I just listened to Obama’s commencement speech at Notre Dame. It reminded me that his entire schtick is one long commencement speech: a hypnotizing cadence, vaguely aspirational sentiments about the future, and self-congratulatory pablum about “this important time in history.”
On abortion, Obama continues his strategy of acknowledging the sincerity of his opponents, even while his policies are radical, i.e., removing conscience exemptions for medical professionals and opposing the nomination of Justices Roberts and Alito on “prochoice” grounds as a U.S. Senator. His words are always more satisfactory than his policies. He said today:
Understand – I do not suggest that the debate surrounding abortion can or should go away. No matter how much we may want to fudge it – indeed, while we know that the views of most Americans on the subject are complex and even contradictory – the fact is that at some level, the views of the two camps are irreconcilable. Each side will continue to make its case to the public with passion and conviction. But surely we can do so without reducing those with differing views to caricature.
Open hearts. Open minds. Fair-minded words.
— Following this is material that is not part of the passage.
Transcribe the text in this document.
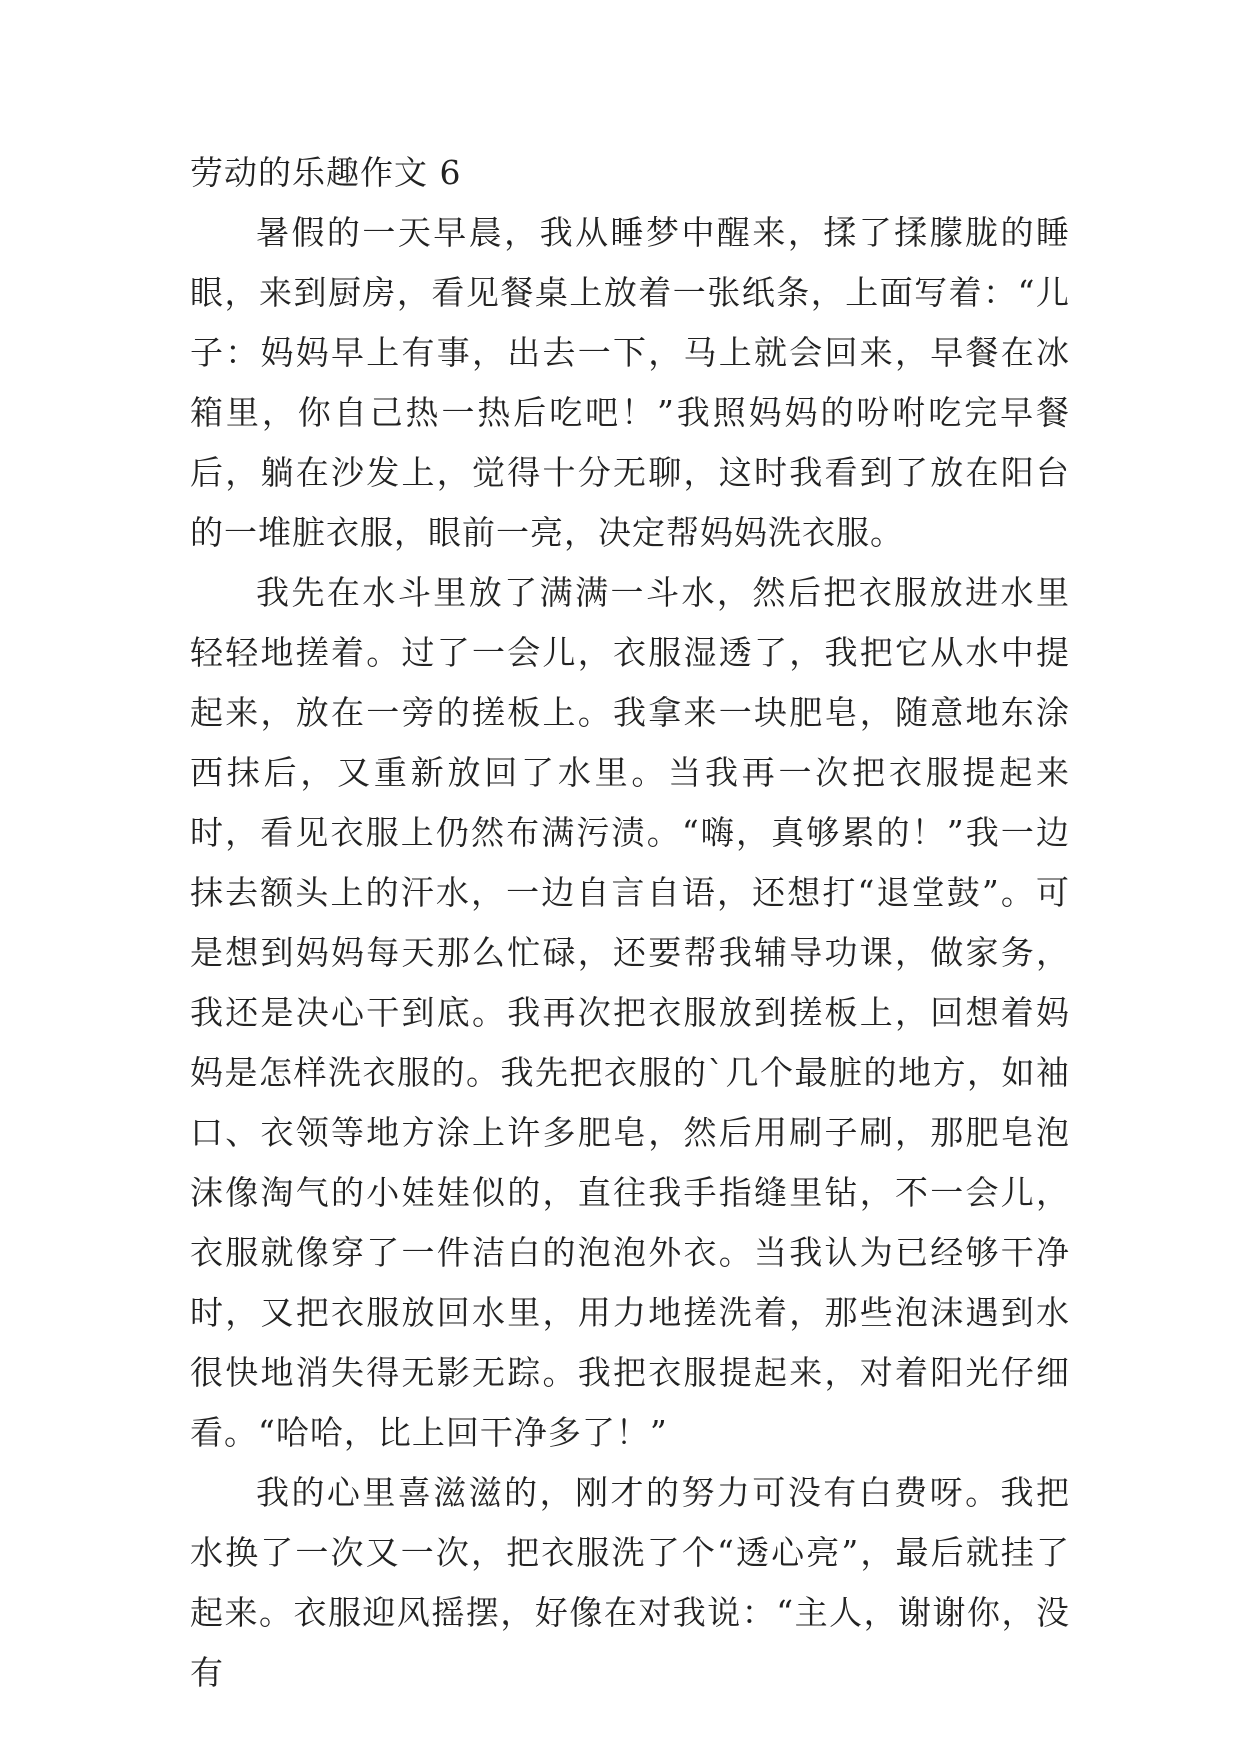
劳动的乐趣作文 6

暑假的一天早晨，我从睡梦中醒来，揉了揉朦胧的睡眼，来到厨房，看见餐桌上放着一张纸条，上面写着：“儿子：妈妈早上有事，出去一下，马上就会回来，早餐在冰箱里，你自己热一热后吃吧！”我照妈妈的吩咐吃完早餐后，躺在沙发上，觉得十分无聊，这时我看到了放在阳台的一堆脏衣服，眼前一亮，决定帮妈妈洗衣服。

我先在水斗里放了满满一斗水，然后把衣服放进水里轻轻地搓着。过了一会儿，衣服湿透了，我把它从水中提起来，放在一旁的搓板上。我拿来一块肥皂，随意地东涂西抹后，又重新放回了水里。当我再一次把衣服提起来时，看见衣服上仍然布满污渍。“嗨，真够累的！”我一边抹去额头上的汗水，一边自言自语，还想打“退堂鼓”。可是想到妈妈每天那么忙碌，还要帮我辅导功课，做家务，我还是决心干到底。我再次把衣服放到搓板上，回想着妈妈是怎样洗衣服的。我先把衣服的`几个最脏的地方，如袖口、衣领等地方涂上许多肥皂，然后用刷子刷，那肥皂泡沫像淘气的小娃娃似的，直往我手指缝里钻，不一会儿，衣服就像穿了一件洁白的泡泡外衣。当我认为已经够干净时，又把衣服放回水里，用力地搓洗着，那些泡沫遇到水很快地消失得无影无踪。我把衣服提起来，对着阳光仔细看。“哈哈，比上回干净多了！”

我的心里喜滋滋的，刚才的努力可没有白费呀。我把水换了一次又一次，把衣服洗了个“透心亮”，最后就挂了起来。衣服迎风摇摆，好像在对我说：“主人，谢谢你，没有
But what is missing? Missing is any sense that reason can lead us to answers on controversial issues of ethics and policy. For Obama and most of his peers, this is just a clash of sincere feelings and, as such, our mutual skepticism about arriving at any answers and our respect for the “authority” of feelings is supposed to lead us to a truce, where neither “imposes” his view on the other. The truce of course is what the “pro choice” side pretends to embrace, even as abortion is funded by the government and promoted to young children against the wishes of their parents. This idea of a relativistic truce is the very opposite of the Thomistic moral tradition at the heart of Catholic Social Teaching, a tradition where reason is acknowledged not merely as a tool of solving problems–that is, a means of arriving from point A to goal B–but a tradition where reason is acknowledged as including a capacity of sensing moral right by examining nature and the intrinsic purposes embedded in nature itself. In other words, reason offers us a way out of the impasse not by acknowledging the authenticity and sincerity of our opponents, though we may do that, but by eventually leading reasonable interlocutors proceeding in good faith into shared agreement.
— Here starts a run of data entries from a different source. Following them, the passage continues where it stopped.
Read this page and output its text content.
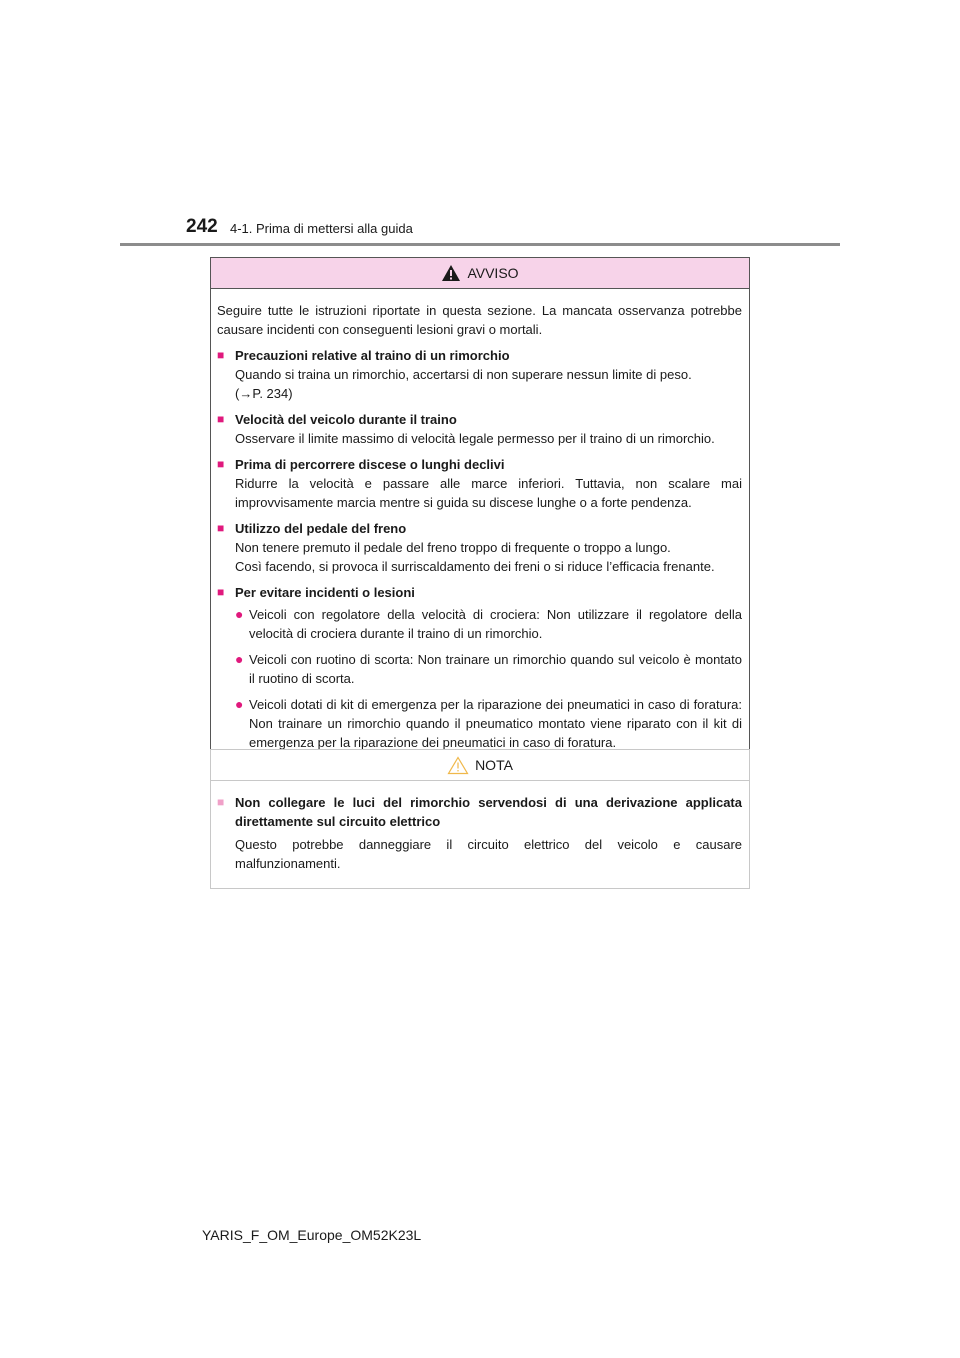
242 4-1. Prima di mettersi alla guida
AVVISO

Seguire tutte le istruzioni riportate in questa sezione. La mancata osservanza potrebbe causare incidenti con conseguenti lesioni gravi o mortali.

■ Precauzioni relative al traino di un rimorchio

Quando si traina un rimorchio, accertarsi di non superare nessun limite di peso.

(→P. 234)

■ Velocità del veicolo durante il traino

Osservare il limite massimo di velocità legale permesso per il traino di un rimorchio.

■ Prima di percorrere discese o lunghi declivi

Ridurre la velocità e passare alle marce inferiori. Tuttavia, non scalare mai improvvisamente marcia mentre si guida su discese lunghe o a forte pendenza.

■ Utilizzo del pedale del freno

Non tenere premuto il pedale del freno troppo di frequente o troppo a lungo.

Così facendo, si provoca il surriscaldamento dei freni o si riduce l’efficacia frenante.

■ Per evitare incidenti o lesioni

● Veicoli con regolatore della velocità di crociera: Non utilizzare il regolatore della velocità di crociera durante il traino di un rimorchio.
● Veicoli con ruotino di scorta: Non trainare un rimorchio quando sul veicolo è montato il ruotino di scorta.
● Veicoli dotati di kit di emergenza per la riparazione dei pneumatici in caso di foratura: Non trainare un rimorchio quando il pneumatico montato viene riparato con il kit di emergenza per la riparazione dei pneumatici in caso di foratura.
NOTA

■ Non collegare le luci del rimorchio servendosi di una derivazione applicata direttamente sul circuito elettrico

Questo potrebbe danneggiare il circuito elettrico del veicolo e causare malfunzionamenti.

YARIS_F_OM_Europe_OM52K23L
The stuff about making abortion less common likely will not mollify the Catholic faithful either. Implicit in most of this talk is the value of state-funded birth control and eugenics regimes, including the use of abortifacient birth control pills. He did not spell this out, but his meaning was clear. Young people at places like Notre Dame are, believe it or not, often quite untainted by the compromises of life and likely better schooled than many of their parents and their left-leaning faculty on the evils of such a “consequentialist” approach.
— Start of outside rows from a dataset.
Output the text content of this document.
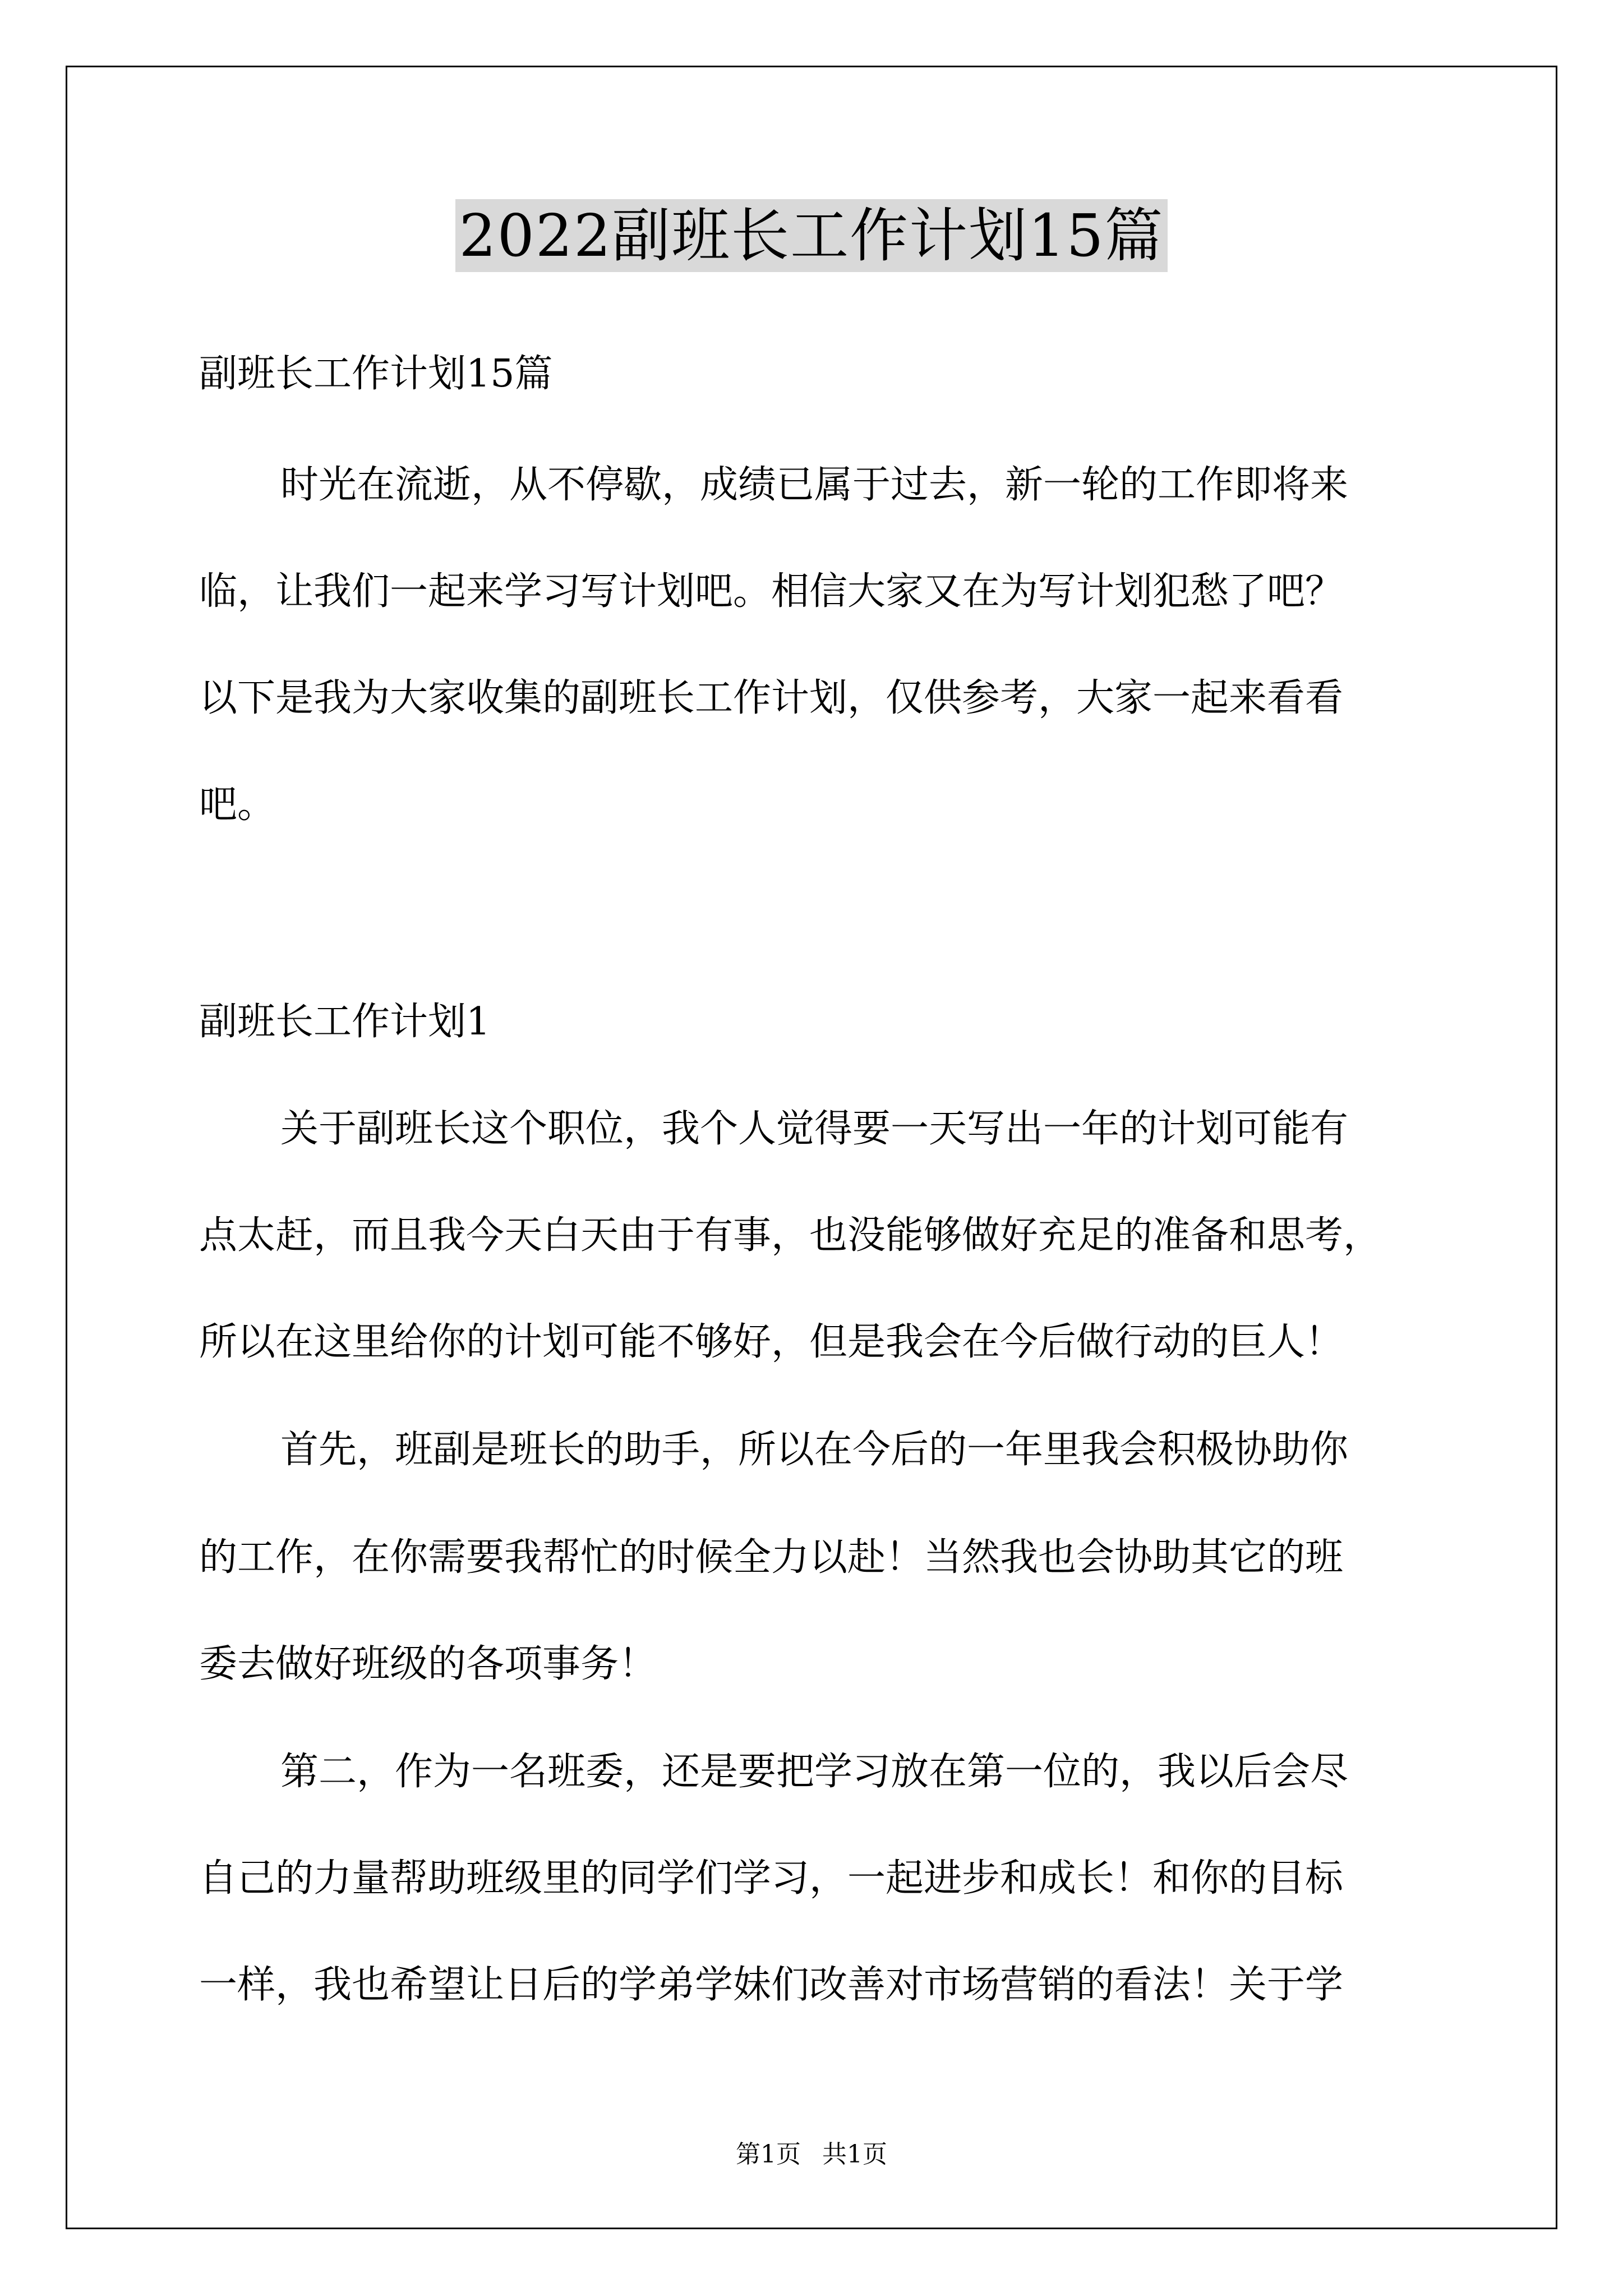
2022副班长工作计划15篇
副班长工作计划15篇
时光在流逝，从不停歇，成绩已属于过去，新一轮的工作即将来
临，让我们一起来学习写计划吧。相信大家又在为写计划犯愁了吧？
以下是我为大家收集的副班长工作计划，仅供参考，大家一起来看看
吧。
副班长工作计划1
关于副班长这个职位，我个人觉得要一天写出一年的计划可能有
点太赶，而且我今天白天由于有事，也没能够做好充足的准备和思考，
所以在这里给你的计划可能不够好，但是我会在今后做行动的巨人！
首先，班副是班长的助手，所以在今后的一年里我会积极协助你
的工作，在你需要我帮忙的时候全力以赴！当然我也会协助其它的班
委去做好班级的各项事务！
第二，作为一名班委，还是要把学习放在第一位的，我以后会尽
自己的力量帮助班级里的同学们学习，一起进步和成长！和你的目标
一样，我也希望让日后的学弟学妹们改善对市场营销的看法！关于学
第1页 共1页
Obama’s biggest problem is that his Notre Dame appearance was a bust that antagonized the faithful. Catholics that go to church are many times more consevative than “lapsed” Catholics who answer media surveys and the very unusual faculty at Catholic Universities. The anti-abortion issue is the great defining public issue of Catholics in American politics today. From stem cell research funding to abortion to the tone-deaf decision of Notre Dame to reward Obama with an honorary degree, Obama has appeared in public as a great antagonizer of Catholics. If the Catholic issues of yesteryear were the rights of workers and fair treatment of parochial schools, today’s issue is opposition to abortion, what the Holy Father John Paul II powerfully described as the opposition of the “culture of life” and the “culture of death.” Obama will never be on the right side of Catholics on this issue, and Catholics may become increasingly mobilized as a force along with Evangelicals, Southerners, Westerners, Gun-Owners, anti-immigrant natives, and others in a culturally conservative coalition little concerned about “capital gains tax cuts” but very united in their feeling that the country is not their own and the leadership is aiming at their subordination.